P. V. : La France, faute d’imams locaux, fait régulièrement venir des imams marocains et algériens, notamment pour le Ramadan. Ce n’est déjà pas le rêve, car ils n’ont aucune culture démocratique, et a fortiori laïque, mais il y a pire : les Belges, peu au fait des affaires de l’islam, ont accepté la venue d’imams saoudiens, qui ont littéralement « wahhabisé » une partie des musulmans de Belgique. Il y a longtemps que les fondamentalistes radicalisés par les Saoudiens sont à l’œuvre en Afghanistan, en Bosnie, au Sahel ou en Europe… Et il ne faut pas oublier la composante chiite : des prédicateurs de combat sont venus d’Iran pour labourer les musulmans de ce pays, non sans résultats. Les Belges n’ont pas vu venir la chose faute d’expérience préalable, contrairement aux services français… Notez que même le Maroc s’était fait dépasser par les wahhabites : les attentats de Casablanca en 2003 ressemblaient beaucoup à ceux perpétrés à Paris (je vous renvoie à l’excellent film du réalisateur marocain Nabil Ayouch, Les Chevaux de Dieu, où une telle opération est décrite par le menu).
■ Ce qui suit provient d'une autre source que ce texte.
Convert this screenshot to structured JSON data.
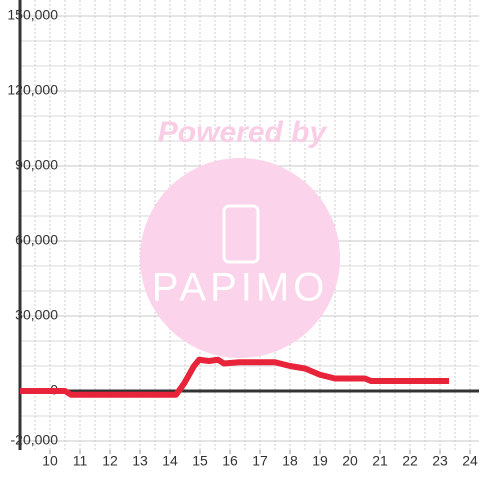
{
  "chart_data": {
    "type": "line",
    "watermark": {
      "title": "Powered by",
      "logo": "PAPIMO"
    },
    "x": [
      9,
      10.5,
      10.7,
      14.2,
      14.47,
      14.8,
      14.97,
      15.3,
      15.6,
      15.8,
      16.3,
      17.5,
      18.0,
      18.5,
      19.0,
      19.5,
      20.5,
      20.7,
      23.3
    ],
    "series": [
      {
        "color": "#e8243a",
        "values": [
          0,
          0,
          -1500,
          -1500,
          3000,
          10000,
          12500,
          12000,
          12500,
          11000,
          11500,
          11500,
          10000,
          9000,
          6500,
          5000,
          5000,
          4000,
          4000
        ]
      }
    ],
    "xlim": [
      9,
      24.3
    ],
    "xticks": [
      10,
      11,
      12,
      13,
      14,
      15,
      16,
      17,
      18,
      19,
      20,
      21,
      22,
      23,
      24
    ],
    "ylim": [
      -20000,
      150000
    ],
    "yticks": [
      {
        "value": -20000,
        "label": "-20,000"
      },
      0,
      {
        "value": 30000,
        "label": "30,000"
      },
      {
        "value": 60000,
        "label": "60,000"
      },
      {
        "value": 90000,
        "label": "90,000"
      },
      {
        "value": 120000,
        "label": "120,000"
      },
      {
        "value": 150000,
        "label": "150,000"
      }
    ],
    "grid": true
  }
}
Le roi d’Arabie a donné beaucoup d’argent au Royaume marocain, des années 1970 à 2003, en échange de la liberté de prédication au Maroc. Ses autorités ont découvert avec stupéfaction, après les attentats de 2003, que plus de la moitié des mosquées du pays étaient wahhabites. Depuis, le Maroc a totalement modifié sa politique dans ce domaine. La Belgique ne l’a pas fait faute d’analyse sur la réalité et ses dangers…

Pourquoi faites-vous le lien entre narcotrafic et terrorisme islamiste ?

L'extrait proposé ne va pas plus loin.